Separate Kaiser Negotiations
Further south, separate negotiations are unfolding between Kaiser and a large workforce of UNAC/UHCP nurses and other union healthcare professionals.
On September 30, 2025: that contract, which includes 32,000 Kaiser healthcare professionals working throughout California and Hawaii is set to expire.
Many healthcare workers have also not fully recovered from the trauma and burnout they experienced during the COVID-19 pandemic. On top of that, healthcare workers today are being forced to navigate multiple levels of uncertainty, facing daily staffing shortages while dealing with increasingly complex patient needs, and simultaneously managing the looming impact of healthcare loss for thousands of patients due to federal budget cuts.
UNAC/UHCP is sounding the alarm for the millions who get Kaiser healthcare in California and in Hawaii.

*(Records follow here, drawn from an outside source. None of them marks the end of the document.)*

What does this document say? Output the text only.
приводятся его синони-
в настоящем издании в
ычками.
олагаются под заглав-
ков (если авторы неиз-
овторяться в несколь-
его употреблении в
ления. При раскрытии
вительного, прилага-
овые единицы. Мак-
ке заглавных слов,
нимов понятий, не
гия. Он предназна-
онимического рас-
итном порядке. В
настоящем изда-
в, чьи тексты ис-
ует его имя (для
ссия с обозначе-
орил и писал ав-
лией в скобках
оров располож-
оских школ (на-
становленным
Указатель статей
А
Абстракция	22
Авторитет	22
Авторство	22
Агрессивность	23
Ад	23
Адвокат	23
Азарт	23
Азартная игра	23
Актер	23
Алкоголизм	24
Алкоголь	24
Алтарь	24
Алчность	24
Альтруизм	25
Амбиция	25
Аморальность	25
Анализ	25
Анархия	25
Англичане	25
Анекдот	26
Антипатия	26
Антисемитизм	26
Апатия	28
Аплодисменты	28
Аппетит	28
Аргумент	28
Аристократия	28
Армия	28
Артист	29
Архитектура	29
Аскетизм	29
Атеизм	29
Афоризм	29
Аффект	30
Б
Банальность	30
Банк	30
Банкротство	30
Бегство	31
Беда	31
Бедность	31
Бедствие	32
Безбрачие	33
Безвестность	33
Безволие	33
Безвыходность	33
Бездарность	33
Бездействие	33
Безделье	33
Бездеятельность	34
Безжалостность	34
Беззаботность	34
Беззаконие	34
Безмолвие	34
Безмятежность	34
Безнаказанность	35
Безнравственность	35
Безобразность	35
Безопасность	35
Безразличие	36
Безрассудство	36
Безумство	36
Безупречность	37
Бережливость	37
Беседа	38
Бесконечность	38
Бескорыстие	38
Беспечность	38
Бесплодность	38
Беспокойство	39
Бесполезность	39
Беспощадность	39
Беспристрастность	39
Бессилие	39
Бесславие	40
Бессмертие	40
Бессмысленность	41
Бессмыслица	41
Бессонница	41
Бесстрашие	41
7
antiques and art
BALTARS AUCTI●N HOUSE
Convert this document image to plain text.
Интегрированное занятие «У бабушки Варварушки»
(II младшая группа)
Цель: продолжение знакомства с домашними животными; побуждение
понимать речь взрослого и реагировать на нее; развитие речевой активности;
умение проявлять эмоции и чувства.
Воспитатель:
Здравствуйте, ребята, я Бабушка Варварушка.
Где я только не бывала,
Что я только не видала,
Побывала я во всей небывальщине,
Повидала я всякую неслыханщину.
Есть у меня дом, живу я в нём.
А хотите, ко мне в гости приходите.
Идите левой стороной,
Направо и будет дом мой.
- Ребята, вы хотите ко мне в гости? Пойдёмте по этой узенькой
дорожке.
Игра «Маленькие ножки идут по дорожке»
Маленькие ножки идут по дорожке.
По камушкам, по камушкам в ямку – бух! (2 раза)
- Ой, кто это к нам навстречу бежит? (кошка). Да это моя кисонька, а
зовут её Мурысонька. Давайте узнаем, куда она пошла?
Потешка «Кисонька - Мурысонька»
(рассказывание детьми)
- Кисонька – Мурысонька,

Morales said: “When we have what we need to practice at our best, patients get the best chance to heal and thrive.”
ABOUT UNAC/UHCP
United Nurses Associations of California/Union of Health Care Professionals (UNAC/UHCP) represents more than 40,000 registered nurses and healthcare professionals in California and Hawaii, including optometrists; pharmacists; physical, occupational and speech therapists; case managers; nurse midwives; social workers; clinical lab scientists; physician assistants and nurse practitioners; hospital support and technical staff. UNAC/UHCP is affiliated with the National Union of Hospital and Health Care Employees (NUHHCE) and the American Federation of State, County and Municipal Employees (AFSCME), AFL-CIO.